(no subject)

May 02, 2006 17:03

Okay, I talked the bank into letting me withdraw some cash, got a new driver's license and called the three credit bureaus. Called the landlords since I had to anyway (is your fridge running? no!), not that I expect them to do anything when the cookieburglar walks right in the unlocked front door. Called the police to file a report just to give me further ID theft protection, but they said they'd send someone on over anyway. So here I am, waiting for the cops.

And here they are.

Today is like... ballet or something. The bear in the little car. Roommate was in the bathroom, walked upstairs for five minutes to get dressed, came back down, and we have cookies on our couch. I type, "So here I am, waiting for the cops," and voila, cops. Anyway, last week there was a drive-by shooting on the street just behind us, a spot I walk by nearly every day on the way to library, park, grocery, friends' house, etc. Then two days later there was another shooting in front of my friend's house, not more than a couple tenths of a mile away. Yet they've still got time for WHITE PEOPLE IN PERIL who practically invite the crooks in. Yay popo!

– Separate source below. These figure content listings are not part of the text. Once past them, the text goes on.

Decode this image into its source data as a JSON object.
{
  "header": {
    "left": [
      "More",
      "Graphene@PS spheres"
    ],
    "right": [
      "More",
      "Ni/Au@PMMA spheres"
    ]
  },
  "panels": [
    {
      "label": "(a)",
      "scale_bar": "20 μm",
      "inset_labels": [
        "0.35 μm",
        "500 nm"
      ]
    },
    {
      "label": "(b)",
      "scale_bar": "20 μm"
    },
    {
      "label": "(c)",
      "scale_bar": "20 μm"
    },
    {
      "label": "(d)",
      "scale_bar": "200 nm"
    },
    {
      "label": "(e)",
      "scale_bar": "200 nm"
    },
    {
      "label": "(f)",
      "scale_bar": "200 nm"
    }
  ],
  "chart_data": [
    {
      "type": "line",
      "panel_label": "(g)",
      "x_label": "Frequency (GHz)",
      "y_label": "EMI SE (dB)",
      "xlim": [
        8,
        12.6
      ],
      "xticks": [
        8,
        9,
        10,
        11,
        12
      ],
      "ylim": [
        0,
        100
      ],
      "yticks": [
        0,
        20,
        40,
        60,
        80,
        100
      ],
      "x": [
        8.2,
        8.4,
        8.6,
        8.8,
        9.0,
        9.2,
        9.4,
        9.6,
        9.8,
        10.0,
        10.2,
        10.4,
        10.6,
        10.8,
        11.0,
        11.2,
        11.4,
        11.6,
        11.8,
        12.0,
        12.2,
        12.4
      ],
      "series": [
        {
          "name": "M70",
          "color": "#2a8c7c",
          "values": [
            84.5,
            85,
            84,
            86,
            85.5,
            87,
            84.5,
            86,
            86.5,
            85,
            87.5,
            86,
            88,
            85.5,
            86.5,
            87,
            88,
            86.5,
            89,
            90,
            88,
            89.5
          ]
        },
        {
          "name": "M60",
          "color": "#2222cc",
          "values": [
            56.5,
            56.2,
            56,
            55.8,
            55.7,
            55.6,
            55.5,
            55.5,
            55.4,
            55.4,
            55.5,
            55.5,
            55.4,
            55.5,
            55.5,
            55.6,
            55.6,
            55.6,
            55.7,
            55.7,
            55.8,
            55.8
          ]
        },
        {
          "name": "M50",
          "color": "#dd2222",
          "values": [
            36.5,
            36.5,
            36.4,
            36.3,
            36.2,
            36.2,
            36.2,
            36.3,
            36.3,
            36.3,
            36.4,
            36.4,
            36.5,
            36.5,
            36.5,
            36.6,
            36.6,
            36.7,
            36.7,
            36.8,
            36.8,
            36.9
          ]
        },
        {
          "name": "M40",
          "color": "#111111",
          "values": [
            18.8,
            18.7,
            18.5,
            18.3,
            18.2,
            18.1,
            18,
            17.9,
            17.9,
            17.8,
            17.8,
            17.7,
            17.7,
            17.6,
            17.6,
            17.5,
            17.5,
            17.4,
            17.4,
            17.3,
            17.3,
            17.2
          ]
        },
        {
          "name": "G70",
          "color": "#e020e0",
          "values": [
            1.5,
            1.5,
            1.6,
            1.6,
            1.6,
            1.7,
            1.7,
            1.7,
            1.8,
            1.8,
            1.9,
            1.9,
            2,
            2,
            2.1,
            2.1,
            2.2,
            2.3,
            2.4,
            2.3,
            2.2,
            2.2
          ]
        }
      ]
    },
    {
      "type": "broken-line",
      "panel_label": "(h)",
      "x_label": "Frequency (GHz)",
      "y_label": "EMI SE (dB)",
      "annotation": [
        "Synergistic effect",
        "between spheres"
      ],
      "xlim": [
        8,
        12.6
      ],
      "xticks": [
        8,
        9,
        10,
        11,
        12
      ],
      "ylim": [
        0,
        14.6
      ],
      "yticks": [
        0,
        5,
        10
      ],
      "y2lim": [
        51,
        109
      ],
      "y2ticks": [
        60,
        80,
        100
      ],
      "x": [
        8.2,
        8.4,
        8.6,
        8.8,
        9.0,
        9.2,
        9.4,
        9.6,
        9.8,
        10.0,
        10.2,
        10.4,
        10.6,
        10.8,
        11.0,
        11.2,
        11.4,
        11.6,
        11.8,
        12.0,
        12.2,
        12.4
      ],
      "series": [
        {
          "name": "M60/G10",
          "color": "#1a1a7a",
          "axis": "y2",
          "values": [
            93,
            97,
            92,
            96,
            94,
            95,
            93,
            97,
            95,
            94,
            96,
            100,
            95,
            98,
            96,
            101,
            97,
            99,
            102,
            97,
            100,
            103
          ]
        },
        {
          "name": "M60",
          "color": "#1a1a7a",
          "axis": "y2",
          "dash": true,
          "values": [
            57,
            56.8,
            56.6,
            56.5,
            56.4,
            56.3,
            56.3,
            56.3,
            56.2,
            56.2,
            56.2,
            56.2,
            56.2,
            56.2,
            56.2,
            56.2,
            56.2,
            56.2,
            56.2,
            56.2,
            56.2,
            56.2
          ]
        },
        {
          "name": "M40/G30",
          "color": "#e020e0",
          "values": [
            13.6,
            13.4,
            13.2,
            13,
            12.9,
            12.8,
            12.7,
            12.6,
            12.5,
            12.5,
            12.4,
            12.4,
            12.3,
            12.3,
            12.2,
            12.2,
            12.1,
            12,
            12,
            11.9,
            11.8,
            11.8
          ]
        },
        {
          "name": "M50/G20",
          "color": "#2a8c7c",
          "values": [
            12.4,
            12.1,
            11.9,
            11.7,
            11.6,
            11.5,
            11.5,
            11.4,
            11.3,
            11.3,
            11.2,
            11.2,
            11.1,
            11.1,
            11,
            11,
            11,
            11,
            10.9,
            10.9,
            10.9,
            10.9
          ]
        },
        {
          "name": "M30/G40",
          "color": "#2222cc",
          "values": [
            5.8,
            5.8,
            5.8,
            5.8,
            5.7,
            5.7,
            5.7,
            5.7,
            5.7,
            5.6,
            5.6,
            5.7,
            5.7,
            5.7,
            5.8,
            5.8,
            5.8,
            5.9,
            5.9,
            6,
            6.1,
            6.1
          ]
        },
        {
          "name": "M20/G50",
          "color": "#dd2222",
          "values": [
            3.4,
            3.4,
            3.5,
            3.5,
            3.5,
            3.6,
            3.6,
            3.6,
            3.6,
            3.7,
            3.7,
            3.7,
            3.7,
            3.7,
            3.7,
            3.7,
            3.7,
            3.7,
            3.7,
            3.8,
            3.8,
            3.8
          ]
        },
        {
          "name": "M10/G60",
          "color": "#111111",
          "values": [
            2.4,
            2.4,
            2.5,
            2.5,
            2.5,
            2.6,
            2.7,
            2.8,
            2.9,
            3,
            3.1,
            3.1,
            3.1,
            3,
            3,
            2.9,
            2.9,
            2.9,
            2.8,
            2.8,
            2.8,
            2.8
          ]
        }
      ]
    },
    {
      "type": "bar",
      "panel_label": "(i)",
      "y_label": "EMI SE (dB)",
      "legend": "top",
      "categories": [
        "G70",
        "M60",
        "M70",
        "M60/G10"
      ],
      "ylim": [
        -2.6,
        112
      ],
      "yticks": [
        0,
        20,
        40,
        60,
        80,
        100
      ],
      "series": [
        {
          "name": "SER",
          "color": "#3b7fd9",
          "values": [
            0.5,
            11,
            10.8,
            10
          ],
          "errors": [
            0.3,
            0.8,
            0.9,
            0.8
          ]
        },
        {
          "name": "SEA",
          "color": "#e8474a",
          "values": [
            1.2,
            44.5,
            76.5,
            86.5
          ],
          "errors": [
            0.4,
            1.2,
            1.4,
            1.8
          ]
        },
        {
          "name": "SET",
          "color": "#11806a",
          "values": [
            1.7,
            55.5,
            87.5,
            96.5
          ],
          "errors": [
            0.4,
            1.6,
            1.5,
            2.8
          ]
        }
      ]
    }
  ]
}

According to landlords and neighbors the people who used to live here were drug dealers, and there was a constant stream of people going in and out at all hours. When we first moved in, in January, we had several obviously drug-addled people knock on the door, but no one ever tried to break in, or threatened us, or even seemed threatening (most were pretty sad), and no one's been by in a while. Our guess is some crackie came in thinking they were in the old tenant's home, sat down, ate a cookie (the package was open), realized oops wrong house, and saw a chance to grab a wallet and handbag on the way out (luckily roommate's bag was valuable-free except for a book I'd loaned her). When we first noticed my missing wallet, I grabbed the cookies and ran outside, and up and down the street, looking for... I don't know. Just another white dude in his pyjamas, running with cookies. See, if I was a teen detective I'd have been ON THE CASE.

I might buy some mace (mase? Ma$e?). Just because if another crackie should ever walk in, go oops, and grab the coatrack on the way out, dammit, I'm gonna chase him down AND GET MY GODDAMN COATRACK BACK. This is totally silly and I'm having fun joking about it but it still sucks. I feel so violated.

And of course roommate left right after for a vacation with her dude, so I'm alone in the house for two nights oh no!